The hardest engineering problems are at the boundaries. Keeping the knowledge graph accurate as merchants change their catalogs in real time. Making sure the multi-agent pipeline generates content that’s on-brand and factually correct, not just plausible. And maintaining sub-second response times for the personalization layer while serving stable, crawlable content on the same pages.
For a pre-seed company, you’ve had some rapid traction. What do you think those early signals say about the market timing for this category?
We’re live with 20+ merchants, primarily health, beauty and wellness. What really gets me is not just the number, but how fast merchants want to do something once they see the problem. This is not a long education cycle. When you show a merchant their products are invisible to AI engines or that every visitor sees the same generic storefront regardless of intent, the reaction is immediate.
The urgency tells me it is the right time. We’re not selling a solution to a future problem. Merchants know that the transition from traditional search to AI-driven discovery is underway. The ones we’re working with aren’t risk-taking early adopters. They are business owners who are watching their existing channels change and want to do something before they’re left behind.
A lot of your work is focused specifically on helping small and mid-sized U.S. retailers compete against larger players who have more resources to adapt to AI-driven commerce. Why does that segment of the market matter to you personally, and what happens to those businesses if they don’t adapt?

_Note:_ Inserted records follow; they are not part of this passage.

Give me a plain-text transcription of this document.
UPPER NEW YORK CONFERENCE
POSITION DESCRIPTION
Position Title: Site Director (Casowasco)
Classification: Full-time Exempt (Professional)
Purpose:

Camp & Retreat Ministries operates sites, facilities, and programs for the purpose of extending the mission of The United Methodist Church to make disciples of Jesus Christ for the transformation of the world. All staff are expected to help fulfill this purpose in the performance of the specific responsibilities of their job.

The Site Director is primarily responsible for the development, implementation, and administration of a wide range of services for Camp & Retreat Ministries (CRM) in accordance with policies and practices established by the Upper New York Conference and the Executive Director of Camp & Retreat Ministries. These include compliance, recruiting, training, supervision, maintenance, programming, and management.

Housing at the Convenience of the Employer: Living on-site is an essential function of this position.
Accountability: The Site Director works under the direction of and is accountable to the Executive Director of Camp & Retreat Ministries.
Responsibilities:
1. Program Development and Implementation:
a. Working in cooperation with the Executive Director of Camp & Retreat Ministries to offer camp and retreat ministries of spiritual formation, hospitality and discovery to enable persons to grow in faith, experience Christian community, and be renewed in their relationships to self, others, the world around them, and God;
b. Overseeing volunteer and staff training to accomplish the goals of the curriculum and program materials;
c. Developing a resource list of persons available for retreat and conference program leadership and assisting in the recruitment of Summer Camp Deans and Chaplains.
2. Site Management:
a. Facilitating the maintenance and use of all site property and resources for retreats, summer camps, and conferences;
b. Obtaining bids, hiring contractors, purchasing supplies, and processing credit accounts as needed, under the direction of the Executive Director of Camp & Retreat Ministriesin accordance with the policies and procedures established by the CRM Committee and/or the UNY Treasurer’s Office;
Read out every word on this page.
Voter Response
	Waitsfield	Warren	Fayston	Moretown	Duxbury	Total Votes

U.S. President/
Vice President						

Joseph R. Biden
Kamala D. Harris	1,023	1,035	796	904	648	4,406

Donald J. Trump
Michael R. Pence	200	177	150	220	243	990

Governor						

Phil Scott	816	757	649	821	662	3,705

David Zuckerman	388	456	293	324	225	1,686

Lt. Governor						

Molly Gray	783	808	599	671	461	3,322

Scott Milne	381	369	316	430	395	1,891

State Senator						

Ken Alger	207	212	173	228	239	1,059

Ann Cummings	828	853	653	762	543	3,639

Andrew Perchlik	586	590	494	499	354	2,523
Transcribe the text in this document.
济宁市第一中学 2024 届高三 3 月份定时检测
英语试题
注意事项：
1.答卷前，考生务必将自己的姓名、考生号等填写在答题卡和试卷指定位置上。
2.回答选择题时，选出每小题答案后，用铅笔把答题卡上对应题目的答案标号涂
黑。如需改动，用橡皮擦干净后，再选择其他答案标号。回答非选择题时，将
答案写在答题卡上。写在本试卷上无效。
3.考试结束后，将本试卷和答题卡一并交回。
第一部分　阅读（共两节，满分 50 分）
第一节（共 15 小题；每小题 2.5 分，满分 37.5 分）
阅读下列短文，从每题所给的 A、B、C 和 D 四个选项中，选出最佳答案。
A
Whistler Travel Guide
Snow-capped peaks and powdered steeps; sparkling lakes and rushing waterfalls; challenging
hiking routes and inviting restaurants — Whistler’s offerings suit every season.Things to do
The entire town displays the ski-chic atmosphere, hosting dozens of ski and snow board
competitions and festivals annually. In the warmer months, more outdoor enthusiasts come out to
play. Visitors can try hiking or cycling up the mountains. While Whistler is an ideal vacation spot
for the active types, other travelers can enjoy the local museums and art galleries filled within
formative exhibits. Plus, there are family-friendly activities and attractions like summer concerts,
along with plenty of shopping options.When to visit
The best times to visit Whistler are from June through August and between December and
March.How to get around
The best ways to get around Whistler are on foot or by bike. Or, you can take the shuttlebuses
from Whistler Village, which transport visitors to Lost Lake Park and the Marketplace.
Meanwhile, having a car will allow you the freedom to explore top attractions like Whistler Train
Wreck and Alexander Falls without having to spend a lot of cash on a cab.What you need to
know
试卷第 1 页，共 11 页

I’ve always believed in democratization and open access. Open-source shaped how I think about building technology: the best tools should be available to everyone, not just the people who can afford to build them from scratch. I carry that same lens into how we think about GigitAI.
Our earliest customers, who are still some of our strongest supporters, would tell us about features they saw on Amazon and wish they could offer their own shoppers. Things like Rufus, Amazon’s AI shopping assistant, or the personalized recommendations that adapt to every visitor. They’d say, ‘that would be incredible on our site,’ but they simply didn’t have the engineering team or the budget to build anything like it. These are merchants who care deeply about their customers and their products, but they’re locked out of the tools that would let them compete.
That’s what drives me. If the best AI-powered shopping experiences only exist on Amazon, then AI just becomes another force for consolidation. The merchants who can’t access those capabilities don’t just lose market share, they become invisible.